Sur la même période que pour la hausse du report de charges, à savoir de fin 2022 à fin 2024, les reports de crédits ont également nettement augmenté. Alors que seuls 51 millions d'euros de CP avaient été reportés de 2021 à 2022, 263 millions d'euros l'ont été de 2022 vers 2023, puis 1,648 milliard d'euros de 2023 vers 2024.

Évolution du montant des reports des crédits en CP sur trois ans

(en millions d'euros)

Source : commission des finances du Sénat, d'après les réponses du ministère des armées au questionnaire du rapporteur spécial

Cette très forte progression du niveau de report de crédits est essentiellement due à l'ouverture d'une enveloppe de près de 1,6 milliard d'euros en loi de finances de fin de gestion pour 202319(*), très rapidement gelée puis reportée vers 2024, pour des raisons de maîtrise du déficit public exécuté20(*). Néanmoins, selon les informations recueillies par le rapporteur spécial, le montant des crédits qui seraient reportés de 2024 vers 2025 serait « similaire au montant des crédits reportés de 2023 vers 2024 », à savoir environ 1,6 milliard d'euros. Ce report de crédits serait dû « à des dépenses initialement prévues fin 2024, qui auront finalement lieu début 202521(*) ». Il convient tout de même de constater que la hausse du report de charges s'accompagne de facto d'une progression des reports de crédits, et ce dès fin 2022.

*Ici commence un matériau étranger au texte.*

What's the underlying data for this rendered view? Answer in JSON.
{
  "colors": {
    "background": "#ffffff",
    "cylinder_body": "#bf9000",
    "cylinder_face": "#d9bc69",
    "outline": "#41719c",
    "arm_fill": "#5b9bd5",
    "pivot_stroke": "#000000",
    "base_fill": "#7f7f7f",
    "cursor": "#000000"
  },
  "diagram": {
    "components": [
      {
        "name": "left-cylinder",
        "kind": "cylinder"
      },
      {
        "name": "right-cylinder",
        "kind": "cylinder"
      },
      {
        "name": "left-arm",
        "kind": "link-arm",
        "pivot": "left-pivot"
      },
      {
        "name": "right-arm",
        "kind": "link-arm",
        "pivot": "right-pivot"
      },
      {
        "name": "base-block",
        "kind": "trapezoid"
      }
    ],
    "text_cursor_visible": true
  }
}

Une telle évolution simultanée à la hausse, par rapport à fin 2022, des reports de charge et de crédits est de nature à faire craindre que ne se mette en place une forme de « fonds de roulement », consistant à reporter les paiements et les crédits d'une fin d'année au début de la suivante, comme le constatait d'ailleurs récemment la Cour des comptes pour ce qui concerne l'exercice 202322(*). Or, un tel mécanisme est contradictoire avec le principe d'annualité budgétaire et nuit à la lisibilité de l'exécution de la trajectoire de programmation. Il favorise en outre l'augmentation du report de charges.

Finalement, il apparaît que pour des raisons tenant à l'anticipation des commandes pour parvenir aux objectifs capacitaires et opérationnels à l'horizon 2030, au maintien du programme des achats en période de forte inflation, et à la régulation gouvernementale des objectifs de dépenses du ministère des armées et de déficit public affiché exécuté, l'exécution budgétaire de la mission « Défense » est marquée depuis 2023 par des contraintes budgétaires devenues aiguës, tenant à son niveau de report de charges et de crédits.


* 19 Loi n° 2023-1114 du 30 novembre 2023 de finances de fin de gestion pour 2023.

* 20 Voir supra.

* 21 Réponse du ministère des armées au questionnaire du rapporteur spécial.

* 22 Analyse de l'exécution budgétaire 2023, Mission « Défense », avril 2024, Cour des comptes.